This second edition of the book was released after Jeremy Nahum's death and it is dedicated to the memory of three pioneers of the dialogue between psychoanalysis and infant research: Daniel Stern, Berry Brazelton and Jeremy Nahum.
The book has the difficult task to cover an interdisciplinary area in which psychoanalysis has to deal with infant research. The development of infant research methodologies is illustrated in the present book by the contribution written by Beatrice Beebe, whose 'journey' leads us through the 'creating' of a discipline with its creators, her traveling companions, such as Daniel Stern, Frank Lachmann, Joseph Jaffe and many others. Trevarthen's chapter is a discussion of his work with T. Berry Brazelton. Tronick's contribution focuses on mother-infant dyad as well as on analyst-patient one, conceived as open dynamic systems, capable of meaning making, in which coherence is at best imperfect, and coordination alternates with mismatching.

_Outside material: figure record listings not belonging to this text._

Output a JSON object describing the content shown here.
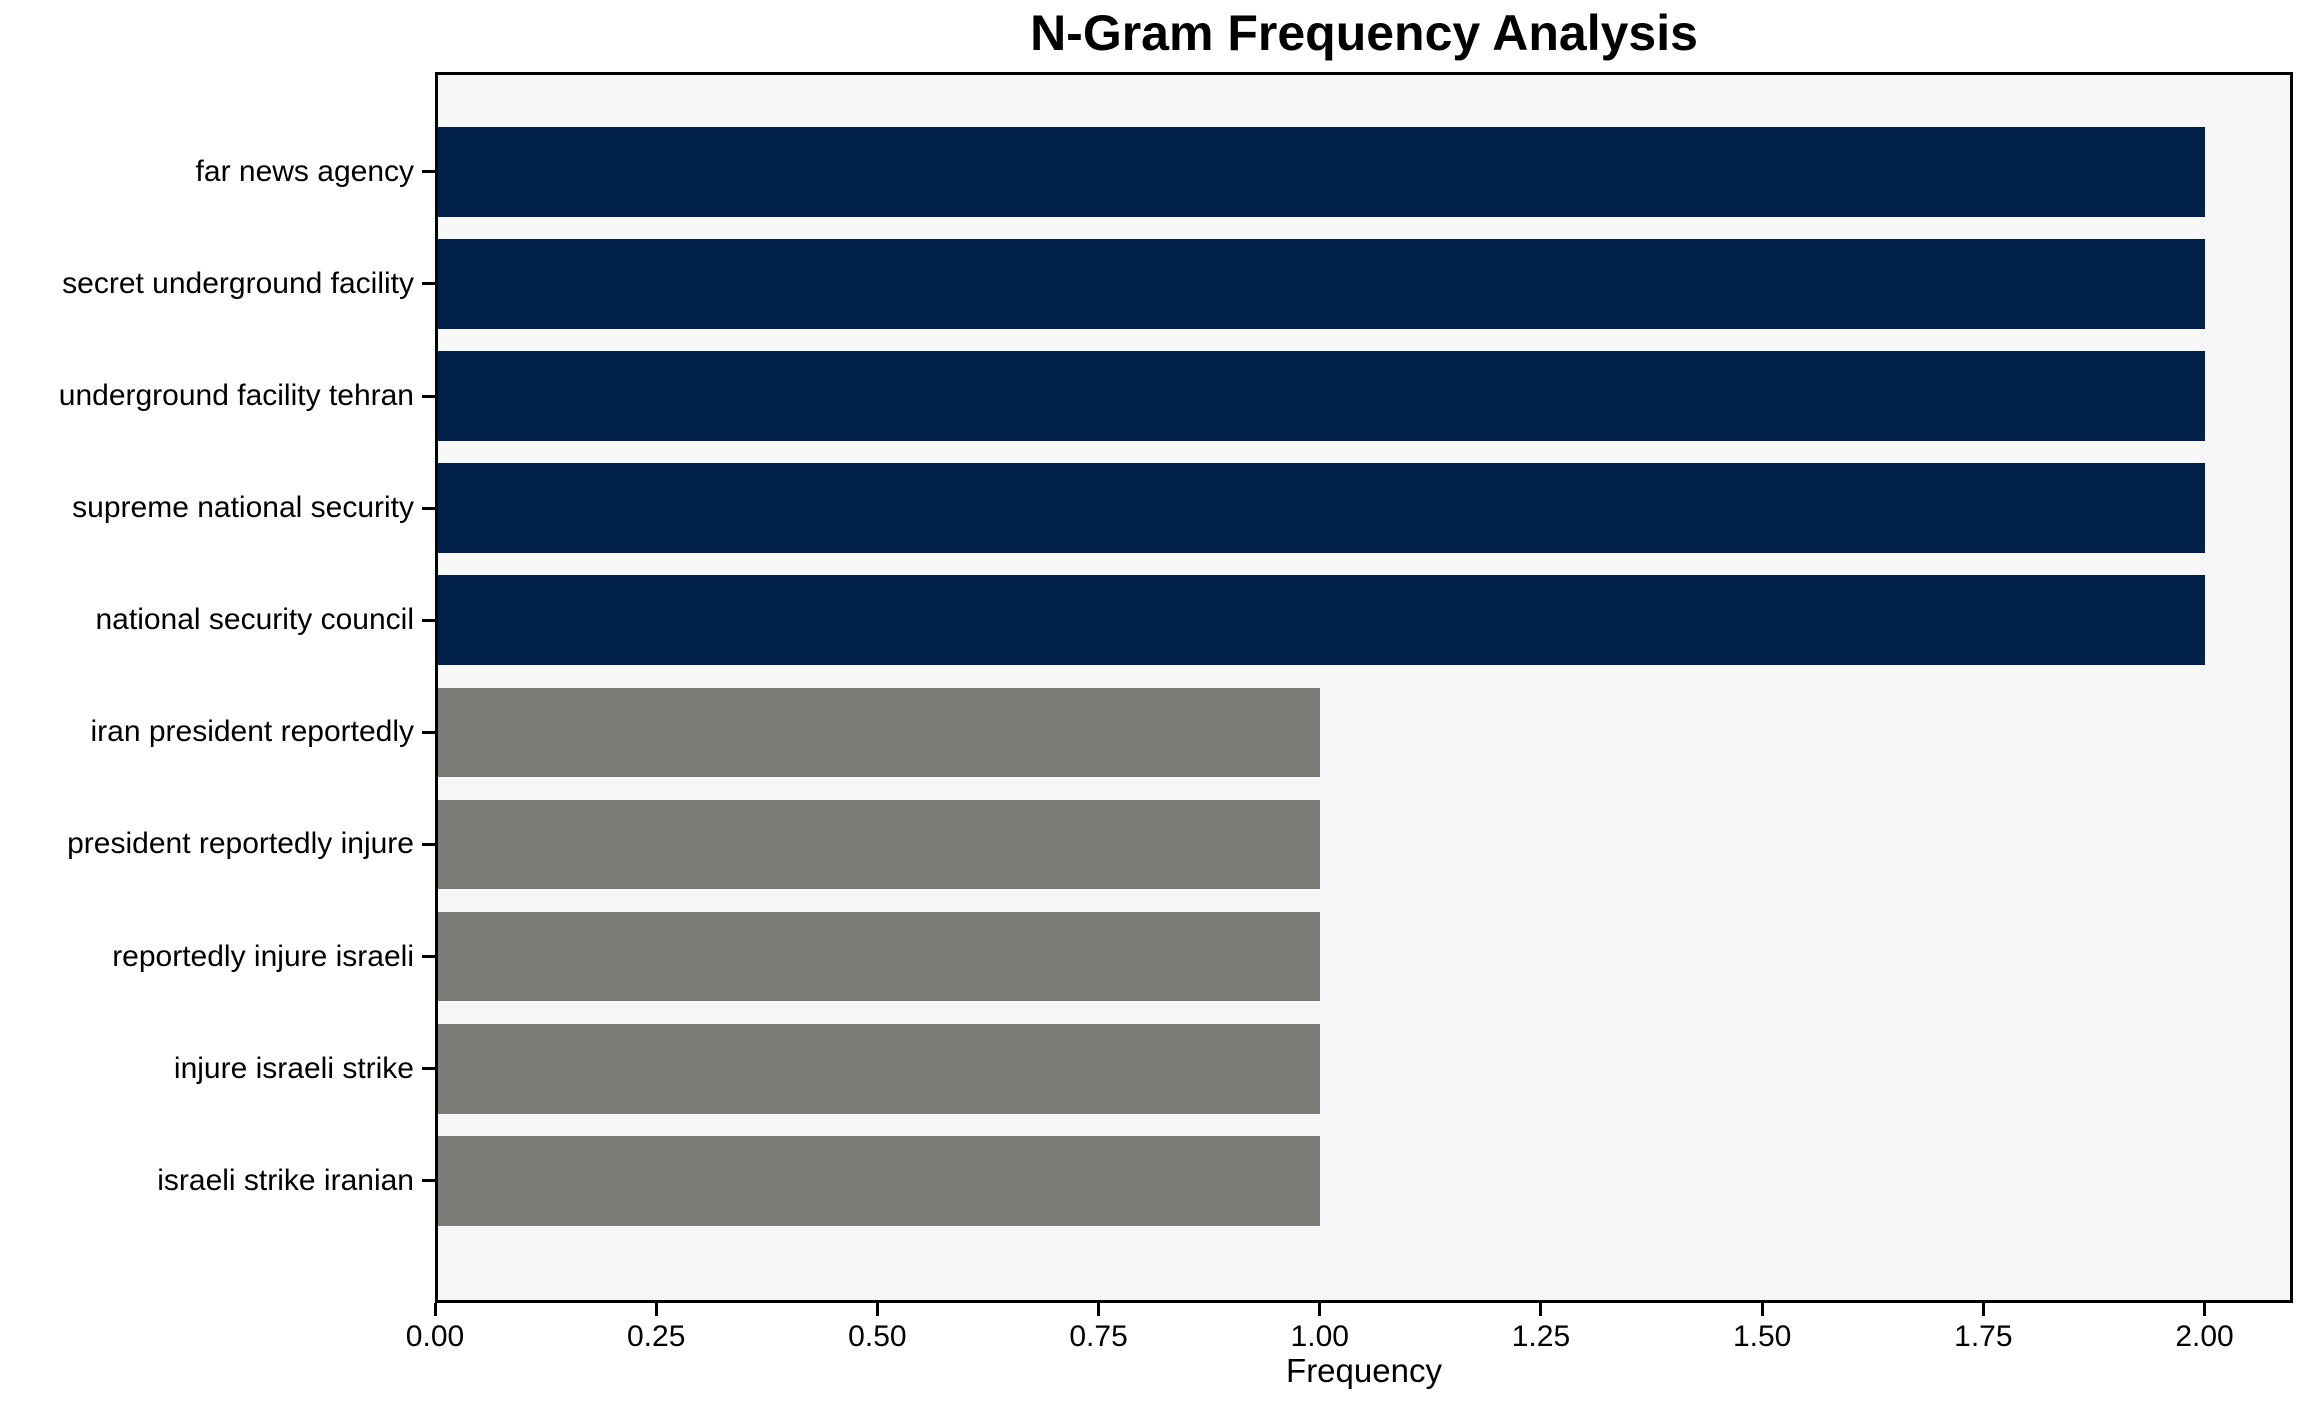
{
  "chart_data": {
    "type": "bar",
    "orientation": "horizontal",
    "title": "N-Gram Frequency Analysis",
    "xlabel": "Frequency",
    "ylabel": "",
    "categories": [
      "far news agency",
      "secret underground facility",
      "underground facility tehran",
      "supreme national security",
      "national security council",
      "iran president reportedly",
      "president reportedly injure",
      "reportedly injure israeli",
      "injure israeli strike",
      "israeli strike iranian"
    ],
    "values": [
      2,
      2,
      2,
      2,
      2,
      1,
      1,
      1,
      1,
      1
    ],
    "bar_colors": [
      "#00224A",
      "#00224A",
      "#00224A",
      "#00224A",
      "#00224A",
      "#7B7B77",
      "#7B7B77",
      "#7B7B77",
      "#7B7B77",
      "#7B7B77"
    ],
    "xlim": [
      0,
      2.1
    ],
    "x_ticks": [
      0,
      0.25,
      0.5,
      0.75,
      1,
      1.25,
      1.5,
      1.75,
      2
    ],
    "x_tick_labels": [
      "0.00",
      "0.25",
      "0.50",
      "0.75",
      "1.00",
      "1.25",
      "1.50",
      "1.75",
      "2.00"
    ],
    "grid": false,
    "legend": false,
    "colors": {
      "bar_high": "#00224A",
      "bar_low": "#7B7B77",
      "plot_background": "#F7F7F7",
      "figure_background": "#FFFFFF",
      "spine": "#000000",
      "text": "#000000"
    }
  }
}
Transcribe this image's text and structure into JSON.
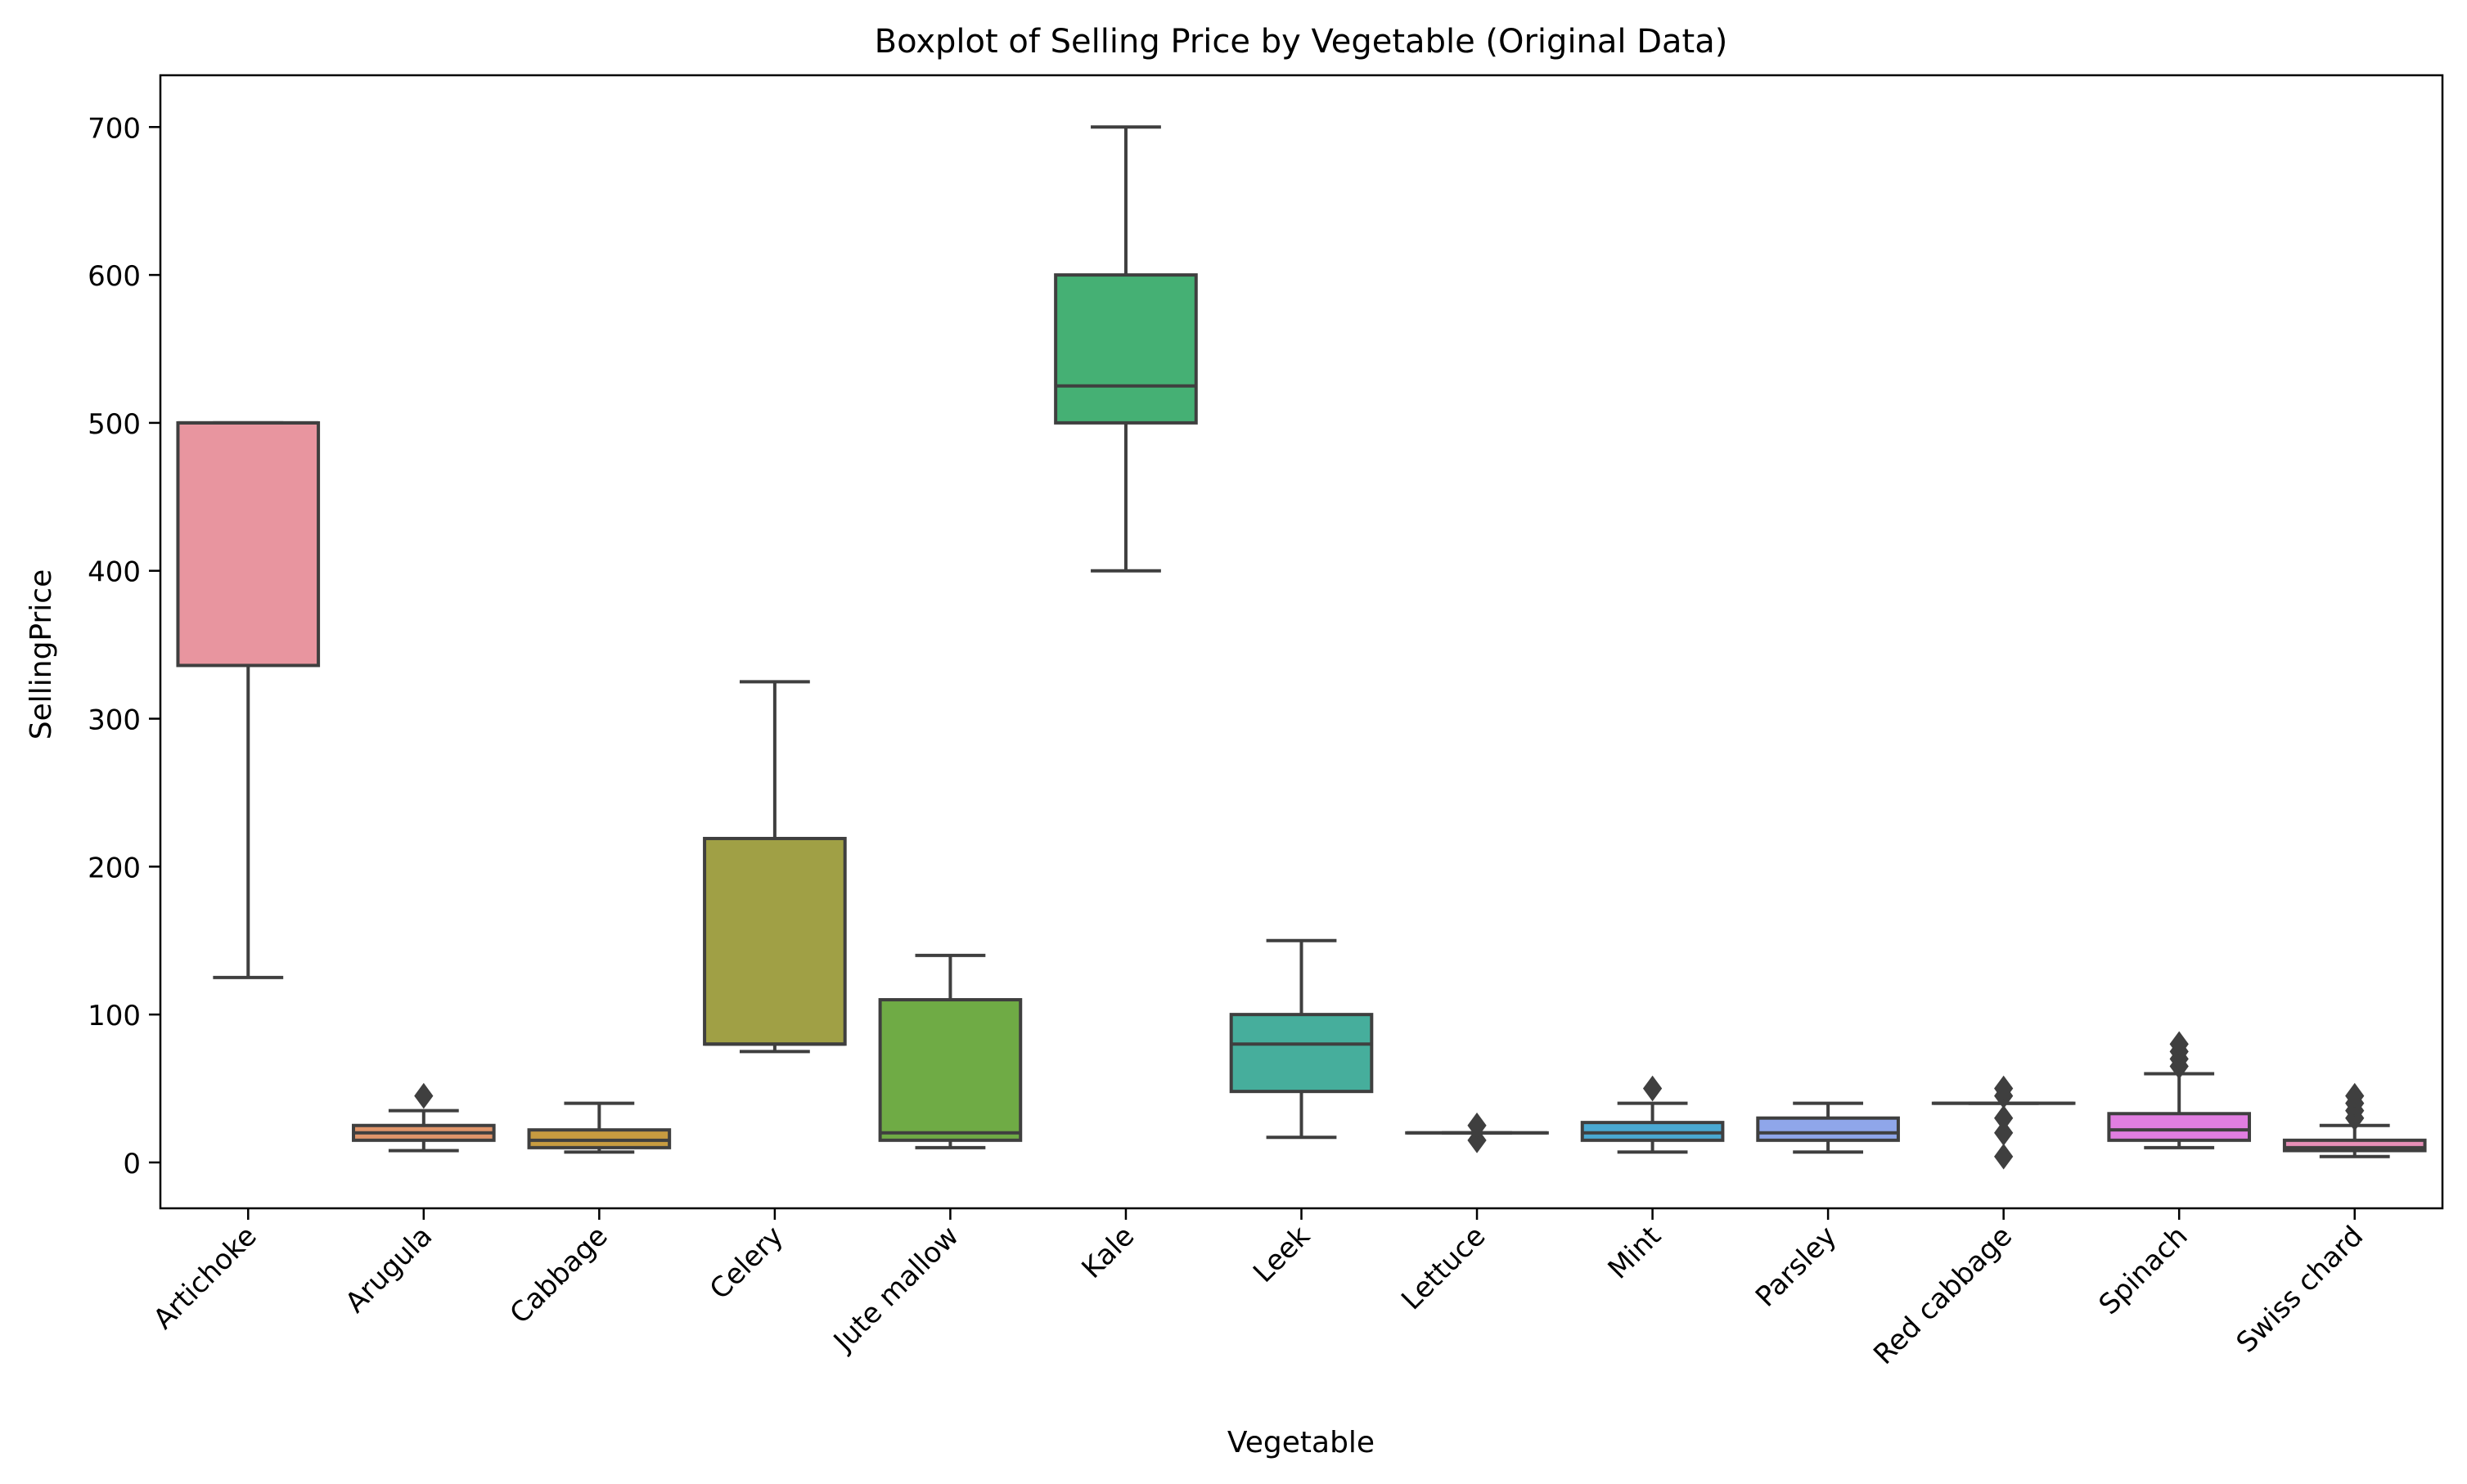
{
  "chart_data": {
    "type": "boxplot",
    "title": "Boxplot of Selling Price by Vegetable (Original Data)",
    "xlabel": "Vegetable",
    "ylabel": "SellingPrice",
    "ylim": [
      -31,
      735
    ],
    "yticks": [
      0,
      100,
      200,
      300,
      400,
      500,
      600,
      700
    ],
    "grid": false,
    "legend": "none",
    "series": [
      {
        "category": "Artichoke",
        "whisker_low": 125,
        "q1": 336,
        "median": 500,
        "q3": 500,
        "whisker_high": 500,
        "outliers": [],
        "color": "#e8959f"
      },
      {
        "category": "Arugula",
        "whisker_low": 8,
        "q1": 15,
        "median": 20,
        "q3": 25,
        "whisker_high": 35,
        "outliers": [
          45
        ],
        "color": "#e0956a"
      },
      {
        "category": "Cabbage",
        "whisker_low": 7,
        "q1": 10,
        "median": 15,
        "q3": 22,
        "whisker_high": 40,
        "outliers": [],
        "color": "#c79b40"
      },
      {
        "category": "Celery",
        "whisker_low": 75,
        "q1": 80,
        "median": 80,
        "q3": 219,
        "whisker_high": 325,
        "outliers": [],
        "color": "#a0a045"
      },
      {
        "category": "Jute mallow",
        "whisker_low": 10,
        "q1": 15,
        "median": 20,
        "q3": 110,
        "whisker_high": 140,
        "outliers": [],
        "color": "#6fab45"
      },
      {
        "category": "Kale",
        "whisker_low": 400,
        "q1": 500,
        "median": 525,
        "q3": 600,
        "whisker_high": 700,
        "outliers": [],
        "color": "#45b074"
      },
      {
        "category": "Leek",
        "whisker_low": 17,
        "q1": 48,
        "median": 80,
        "q3": 100,
        "whisker_high": 150,
        "outliers": [],
        "color": "#46ae9c"
      },
      {
        "category": "Lettuce",
        "whisker_low": 20,
        "q1": 20,
        "median": 20,
        "q3": 20,
        "whisker_high": 20,
        "outliers": [
          15,
          25
        ],
        "color": "#48adb0"
      },
      {
        "category": "Mint",
        "whisker_low": 7,
        "q1": 15,
        "median": 20,
        "q3": 27,
        "whisker_high": 40,
        "outliers": [
          50
        ],
        "color": "#4aa9d2"
      },
      {
        "category": "Parsley",
        "whisker_low": 7,
        "q1": 15,
        "median": 20,
        "q3": 30,
        "whisker_high": 40,
        "outliers": [],
        "color": "#8fa6ea"
      },
      {
        "category": "Red cabbage",
        "whisker_low": 40,
        "q1": 40,
        "median": 40,
        "q3": 40,
        "whisker_high": 40,
        "outliers": [
          4,
          20,
          30,
          45,
          50
        ],
        "color": "#c295e8"
      },
      {
        "category": "Spinach",
        "whisker_low": 10,
        "q1": 15,
        "median": 22,
        "q3": 33,
        "whisker_high": 60,
        "outliers": [
          65,
          70,
          75,
          80
        ],
        "color": "#e07ee0"
      },
      {
        "category": "Swiss chard",
        "whisker_low": 4,
        "q1": 8,
        "median": 10,
        "q3": 15,
        "whisker_high": 25,
        "outliers": [
          30,
          35,
          40,
          45
        ],
        "color": "#e78fb7"
      }
    ]
  }
}
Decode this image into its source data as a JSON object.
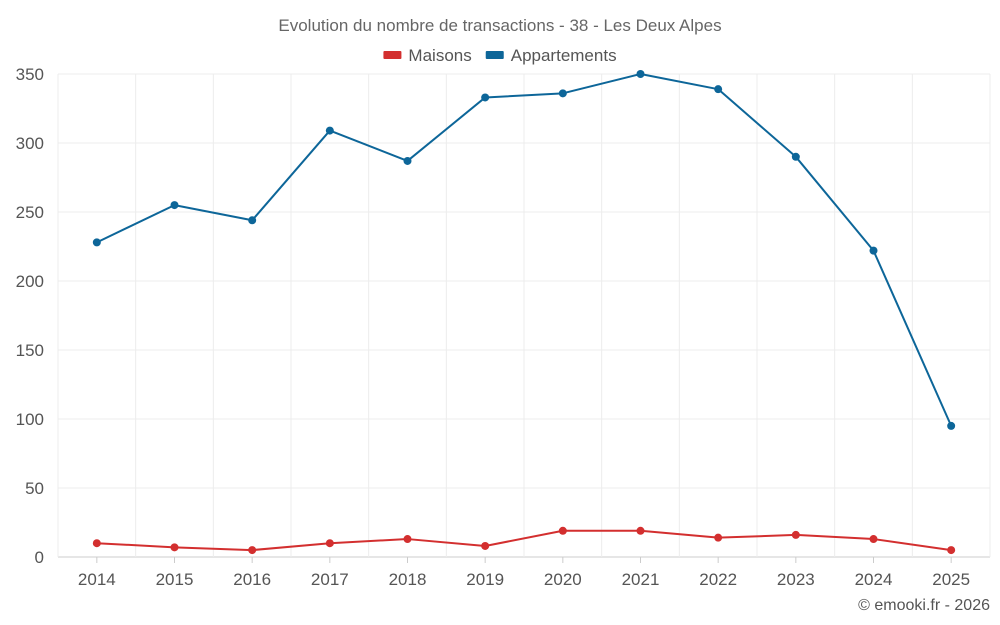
{
  "chart_data": {
    "type": "line",
    "title": "Evolution du nombre de transactions - 38 - Les Deux Alpes",
    "categories": [
      "2014",
      "2015",
      "2016",
      "2017",
      "2018",
      "2019",
      "2020",
      "2021",
      "2022",
      "2023",
      "2024",
      "2025"
    ],
    "series": [
      {
        "name": "Maisons",
        "color": "#d32f2f",
        "values": [
          10,
          7,
          5,
          10,
          13,
          8,
          19,
          19,
          14,
          16,
          13,
          5
        ]
      },
      {
        "name": "Appartements",
        "color": "#0d6699",
        "values": [
          228,
          255,
          244,
          309,
          287,
          333,
          336,
          350,
          339,
          290,
          222,
          95
        ]
      }
    ],
    "ylim": [
      0,
      350
    ],
    "yticks": [
      0,
      50,
      100,
      150,
      200,
      250,
      300,
      350
    ],
    "xlabel": "",
    "ylabel": "",
    "grid": true,
    "legend": "top-center",
    "credit": "© emooki.fr - 2026"
  }
}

Lyons-Ruth and colleagues' chapter is focused on the representational world of the mother, particularly on the assessment of mother's representation of role-confusion in her relation with her child.
The authors call attention to the dimension of sexualisation in the relationship, a high indicator of role-confusion. The findings can inform and enrich counselling and psychology practice by familiarizing clinicians with how to listen for indicators of role-confusion while talking with parents about their relationship with the child.